Many of the struggles we faced before the pandemic persist. Bullying, harassment, and various violations are still rampant. Access to education and healthcare remains arduous, and finding job opportunities is a constant challenge. Moreover, we are at heightened risk for health crises like HIV. Most alarmingly, we are increasingly vulnerable to gender and sexual orientation-based violence.
Yet, the repercussions of COVID-19 and the ensuing economic downturn have ushered in a fresh set of obstacles. The loss of jobs has forced many young LGBTQ+ people to turn to transactional sex to survive. A lack of information on sexual and reproductive health, coupled with limited access to youth-friendly sexual and reproductive health and rights (SRHR) services, further complicates the situation. Without autonomy, young LGBTQ+ individuals may engage in unsafe sexual practices due to power imbalances. Their reluctance to seek regular SRHR services exacerbates their vulnerability to HIV.
Additionally, the post-COVID era has seen a surge in issues arising from prolonged family interactions during lockdowns. While gender-based violence and harassment within families have been reported, positive trends have also emerged, as some LGBTQ+ individuals have found greater acceptance within their families. However, disruptions in education due to family conflicts have placed immense pressure on the young LGBTIQ community, hindering their pursuit of higher education and professional development. The negative attitudes prevailing within families have affected not only the young LGBTIQ community’s education but also their mental health and personal growth during the pandemic and post-COVID period.
During the COVID-19 economic crisis, the government in Sri Lanka prioritized the import of essential medicines, resulting in a shortage of hormones crucial for transgender individuals. This shortage has created difficulties for transgender individuals seeking Gender Recognition Certificates (GRC) under the established system. Furthermore, the post-COVID era has witnessed hormonal imbalances and physical health issues among the transgender community due to the scarcity of hormones.
Consequently, many young LGBTQ+ individuals were caught between quarantine regulations and their family’s economic needs at the beginning of the post-COVID period. This compelled them to temporarily set aside their identities and contribute to their households, often leading to isolation from their community and separation from loved ones.
In conclusion, the challenges brought about by the aftermath of the COVID-19 pandemic underscore the urgent need for proactive measures to support the young LGBTIQ community. Collaborating with other LGBTQ, youth, and human rights organizations is critical for these efforts.
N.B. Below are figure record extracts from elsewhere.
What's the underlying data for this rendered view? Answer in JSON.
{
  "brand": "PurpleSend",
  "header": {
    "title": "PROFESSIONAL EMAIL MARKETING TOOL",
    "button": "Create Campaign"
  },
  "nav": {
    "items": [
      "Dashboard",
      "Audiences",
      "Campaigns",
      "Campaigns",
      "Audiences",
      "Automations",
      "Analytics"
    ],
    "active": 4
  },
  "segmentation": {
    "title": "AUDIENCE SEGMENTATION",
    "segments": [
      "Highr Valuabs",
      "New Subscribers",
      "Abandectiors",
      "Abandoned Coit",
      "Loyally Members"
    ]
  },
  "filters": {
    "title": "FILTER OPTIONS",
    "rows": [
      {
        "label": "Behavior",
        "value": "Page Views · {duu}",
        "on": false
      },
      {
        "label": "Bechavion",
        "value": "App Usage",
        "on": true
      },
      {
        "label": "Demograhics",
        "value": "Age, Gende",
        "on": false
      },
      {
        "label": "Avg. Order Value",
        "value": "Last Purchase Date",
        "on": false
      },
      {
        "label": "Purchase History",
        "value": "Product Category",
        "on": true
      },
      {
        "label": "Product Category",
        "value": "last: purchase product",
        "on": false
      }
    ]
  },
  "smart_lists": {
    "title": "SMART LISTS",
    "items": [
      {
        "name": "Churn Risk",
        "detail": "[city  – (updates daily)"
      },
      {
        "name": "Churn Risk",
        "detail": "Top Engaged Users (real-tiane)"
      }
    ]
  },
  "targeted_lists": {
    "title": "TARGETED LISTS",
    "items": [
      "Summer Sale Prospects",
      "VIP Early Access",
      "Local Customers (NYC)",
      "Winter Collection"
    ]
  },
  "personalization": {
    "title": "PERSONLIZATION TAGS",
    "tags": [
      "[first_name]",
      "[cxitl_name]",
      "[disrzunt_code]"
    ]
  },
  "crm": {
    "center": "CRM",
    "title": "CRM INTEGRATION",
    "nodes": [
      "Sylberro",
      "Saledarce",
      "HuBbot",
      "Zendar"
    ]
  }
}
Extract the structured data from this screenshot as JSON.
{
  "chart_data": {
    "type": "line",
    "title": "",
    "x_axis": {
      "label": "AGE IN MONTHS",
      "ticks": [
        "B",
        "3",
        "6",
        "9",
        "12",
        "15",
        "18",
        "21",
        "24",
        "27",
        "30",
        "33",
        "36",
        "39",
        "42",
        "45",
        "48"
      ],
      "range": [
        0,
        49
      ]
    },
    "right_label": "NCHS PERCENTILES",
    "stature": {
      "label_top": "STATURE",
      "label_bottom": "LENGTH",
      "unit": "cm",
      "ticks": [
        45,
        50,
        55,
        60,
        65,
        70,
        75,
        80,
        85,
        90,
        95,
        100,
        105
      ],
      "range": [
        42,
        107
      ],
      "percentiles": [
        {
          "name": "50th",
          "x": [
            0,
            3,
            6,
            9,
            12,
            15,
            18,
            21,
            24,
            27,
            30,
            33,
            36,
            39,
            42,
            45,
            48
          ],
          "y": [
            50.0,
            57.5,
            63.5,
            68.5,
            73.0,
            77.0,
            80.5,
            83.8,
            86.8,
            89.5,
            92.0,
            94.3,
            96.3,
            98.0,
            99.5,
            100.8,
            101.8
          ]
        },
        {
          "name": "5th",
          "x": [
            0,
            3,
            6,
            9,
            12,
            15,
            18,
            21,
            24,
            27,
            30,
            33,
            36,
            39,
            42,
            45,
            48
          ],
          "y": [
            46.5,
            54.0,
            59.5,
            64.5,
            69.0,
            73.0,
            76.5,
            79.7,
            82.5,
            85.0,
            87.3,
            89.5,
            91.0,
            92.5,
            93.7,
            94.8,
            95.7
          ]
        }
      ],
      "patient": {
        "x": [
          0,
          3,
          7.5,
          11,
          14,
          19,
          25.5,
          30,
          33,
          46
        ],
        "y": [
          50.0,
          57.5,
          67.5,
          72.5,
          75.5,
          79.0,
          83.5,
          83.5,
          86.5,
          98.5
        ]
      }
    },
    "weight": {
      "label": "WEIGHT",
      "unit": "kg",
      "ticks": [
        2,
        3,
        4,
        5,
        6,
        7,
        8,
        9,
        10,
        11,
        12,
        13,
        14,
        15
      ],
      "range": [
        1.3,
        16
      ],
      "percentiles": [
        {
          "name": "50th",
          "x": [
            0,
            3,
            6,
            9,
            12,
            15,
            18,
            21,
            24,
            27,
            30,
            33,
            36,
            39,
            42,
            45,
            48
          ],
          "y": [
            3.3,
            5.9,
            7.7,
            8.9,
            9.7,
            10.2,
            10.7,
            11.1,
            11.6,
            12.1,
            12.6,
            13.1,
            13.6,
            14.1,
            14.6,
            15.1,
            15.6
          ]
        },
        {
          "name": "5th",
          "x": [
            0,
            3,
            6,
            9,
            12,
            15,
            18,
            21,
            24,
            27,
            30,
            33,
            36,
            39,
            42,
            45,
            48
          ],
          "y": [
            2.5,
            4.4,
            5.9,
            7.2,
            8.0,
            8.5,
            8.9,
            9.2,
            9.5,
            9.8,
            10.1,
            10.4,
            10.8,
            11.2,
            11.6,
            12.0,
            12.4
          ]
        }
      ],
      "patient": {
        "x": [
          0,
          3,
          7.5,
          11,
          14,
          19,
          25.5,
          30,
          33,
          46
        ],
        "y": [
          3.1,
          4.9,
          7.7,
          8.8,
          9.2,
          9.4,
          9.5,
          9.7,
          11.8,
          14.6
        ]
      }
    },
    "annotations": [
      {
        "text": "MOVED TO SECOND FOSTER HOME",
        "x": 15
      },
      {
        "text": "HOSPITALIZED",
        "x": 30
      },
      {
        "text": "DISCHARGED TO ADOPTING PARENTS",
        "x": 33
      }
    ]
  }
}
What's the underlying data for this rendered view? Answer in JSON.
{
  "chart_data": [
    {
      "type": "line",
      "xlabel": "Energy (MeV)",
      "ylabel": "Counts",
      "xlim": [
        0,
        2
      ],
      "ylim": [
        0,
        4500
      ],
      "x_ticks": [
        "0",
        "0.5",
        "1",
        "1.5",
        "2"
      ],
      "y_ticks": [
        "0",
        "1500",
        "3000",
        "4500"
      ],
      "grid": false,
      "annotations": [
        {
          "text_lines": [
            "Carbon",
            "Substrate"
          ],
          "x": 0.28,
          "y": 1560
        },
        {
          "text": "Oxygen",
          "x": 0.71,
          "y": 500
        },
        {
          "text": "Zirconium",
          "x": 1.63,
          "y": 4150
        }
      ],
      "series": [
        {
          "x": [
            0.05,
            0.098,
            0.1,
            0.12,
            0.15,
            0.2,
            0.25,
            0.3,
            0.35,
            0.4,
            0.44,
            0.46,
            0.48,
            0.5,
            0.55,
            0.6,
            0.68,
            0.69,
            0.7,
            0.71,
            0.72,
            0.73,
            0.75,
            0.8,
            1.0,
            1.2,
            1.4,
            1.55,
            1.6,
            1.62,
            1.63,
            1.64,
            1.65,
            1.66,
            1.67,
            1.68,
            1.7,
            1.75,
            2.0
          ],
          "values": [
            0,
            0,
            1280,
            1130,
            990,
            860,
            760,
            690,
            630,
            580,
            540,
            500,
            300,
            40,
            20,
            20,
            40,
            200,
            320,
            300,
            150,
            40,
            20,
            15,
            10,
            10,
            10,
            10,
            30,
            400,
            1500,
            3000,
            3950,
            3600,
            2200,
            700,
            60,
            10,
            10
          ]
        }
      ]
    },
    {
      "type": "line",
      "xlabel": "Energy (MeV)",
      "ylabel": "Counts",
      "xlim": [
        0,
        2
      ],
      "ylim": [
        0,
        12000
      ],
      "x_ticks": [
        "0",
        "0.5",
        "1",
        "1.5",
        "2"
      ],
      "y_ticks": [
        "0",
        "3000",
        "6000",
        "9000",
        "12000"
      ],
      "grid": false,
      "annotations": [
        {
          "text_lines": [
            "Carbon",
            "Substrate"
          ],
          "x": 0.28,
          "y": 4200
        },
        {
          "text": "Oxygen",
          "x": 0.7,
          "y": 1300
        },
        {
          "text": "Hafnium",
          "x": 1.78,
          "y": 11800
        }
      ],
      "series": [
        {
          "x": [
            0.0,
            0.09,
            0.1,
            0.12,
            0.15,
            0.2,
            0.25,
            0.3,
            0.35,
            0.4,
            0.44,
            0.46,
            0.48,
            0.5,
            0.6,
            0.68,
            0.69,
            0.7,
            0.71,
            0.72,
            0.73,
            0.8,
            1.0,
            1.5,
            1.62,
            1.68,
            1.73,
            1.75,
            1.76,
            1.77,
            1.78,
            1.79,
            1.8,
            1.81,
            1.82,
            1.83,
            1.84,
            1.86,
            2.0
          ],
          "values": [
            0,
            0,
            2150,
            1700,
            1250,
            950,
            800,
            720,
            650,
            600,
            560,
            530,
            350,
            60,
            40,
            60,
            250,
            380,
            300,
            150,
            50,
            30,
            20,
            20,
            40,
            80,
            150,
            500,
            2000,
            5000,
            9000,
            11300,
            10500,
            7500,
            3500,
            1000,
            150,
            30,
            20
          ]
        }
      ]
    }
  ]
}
Providing access to counselling services to support young LGBTIQ individuals who have faced family-related challenges during the COVID-19 pandemic and continued identity-related issues in the post-COVID period is crucial. We need to devise a program aimed at reducing barriers to accessing essential hormone treatments and improving the access of transgender people to these services. It is imperative to expedite the process of obtaining gender recognition certificates for those who experienced delays during the pandemic and its aftermath. Creating educational opportunities for young LGBTIQ individuals, whose access to education was disrupted during and after the COVID-19 pandemic, is essential. Providing guidance and establishing pathways for developing professional skills for those who lost their jobs is equally vital. Similarly, it is important to also improve young people’s access to youth-friendly and sensitive sexual and reproductive health services using innovative methods to address the challenges brought by COVID-19.